Giving customers what they want is an essential factor for success in business, but knowing what they want is not an easy problem to solve. Customers do not always want the same thing; they may not even have a clear idea of what they want. With current business to customer (B2C) mass customization tools and technology, high levels of customization are possible, however, as psychologist Barry Schwartz has pointed out, too much choice can be overwhelming. Schwartz calls this phenomenon the paradox of choice.
Researchers Michal Piasecki and Sean Hanna don't think that providing choice to customers is always a bad thing, but they do believe that the choices provided must be meaningful to the consumer. They redefine the paradox of choice such that the negative effects of choice (dissatisfaction, unhappiness and even paralysis) come from the lack of meaningful choice, not simply the total amount of choice. Instead of limiting the choices presented to a consumer, they believe businesses should provide choices which are relevant to that particular consumer.
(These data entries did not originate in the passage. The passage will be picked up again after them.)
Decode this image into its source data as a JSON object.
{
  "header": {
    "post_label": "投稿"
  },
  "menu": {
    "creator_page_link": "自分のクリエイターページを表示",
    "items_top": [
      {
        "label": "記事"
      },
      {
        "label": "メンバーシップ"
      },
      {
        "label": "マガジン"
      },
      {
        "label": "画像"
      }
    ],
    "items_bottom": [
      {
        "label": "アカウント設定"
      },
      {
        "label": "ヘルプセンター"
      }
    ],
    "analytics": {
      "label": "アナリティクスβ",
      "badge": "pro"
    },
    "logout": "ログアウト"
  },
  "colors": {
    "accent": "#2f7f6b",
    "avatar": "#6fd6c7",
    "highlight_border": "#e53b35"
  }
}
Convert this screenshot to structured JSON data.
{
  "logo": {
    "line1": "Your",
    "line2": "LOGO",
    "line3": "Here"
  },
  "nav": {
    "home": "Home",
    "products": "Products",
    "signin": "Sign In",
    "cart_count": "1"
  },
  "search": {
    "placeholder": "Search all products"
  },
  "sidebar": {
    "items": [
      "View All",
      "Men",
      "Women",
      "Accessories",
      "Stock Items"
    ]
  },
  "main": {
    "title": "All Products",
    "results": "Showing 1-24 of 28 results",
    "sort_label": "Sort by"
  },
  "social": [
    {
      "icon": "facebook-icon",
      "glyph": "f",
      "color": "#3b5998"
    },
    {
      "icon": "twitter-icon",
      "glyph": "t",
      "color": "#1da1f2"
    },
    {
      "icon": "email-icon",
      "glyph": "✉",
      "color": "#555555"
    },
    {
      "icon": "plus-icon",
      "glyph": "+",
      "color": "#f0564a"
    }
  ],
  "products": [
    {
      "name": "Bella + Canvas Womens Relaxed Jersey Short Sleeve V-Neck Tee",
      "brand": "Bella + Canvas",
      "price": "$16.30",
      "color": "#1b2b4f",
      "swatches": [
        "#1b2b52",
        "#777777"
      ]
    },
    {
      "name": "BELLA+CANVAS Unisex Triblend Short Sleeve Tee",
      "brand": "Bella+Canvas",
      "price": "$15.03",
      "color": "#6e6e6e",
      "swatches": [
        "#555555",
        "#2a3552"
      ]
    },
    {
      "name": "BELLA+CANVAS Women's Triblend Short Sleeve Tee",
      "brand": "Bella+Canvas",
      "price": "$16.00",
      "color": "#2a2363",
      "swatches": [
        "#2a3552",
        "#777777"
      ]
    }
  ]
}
Providing relevant choices isn't an easy task, however Piasecki and Hanna believe that tools based on genetic algorithms could be a good solution. Genetic algorithms, a set of artificial intelligence methods inspired by natural evolution, use a browsing customer's actions to learn to generate increasingly better solutions. By learning what is important from the customer, this configuration software can avoid overwhelming the customer with irrelevant details. In tests, Piasecki and Hanna found that the genetic algorithm-based tools were more popular than typical parametric product configurators. By automatically recognizing the options which are meaningful to a buyer, genetic algorithms could make browsing a more pleasant experience for everyone.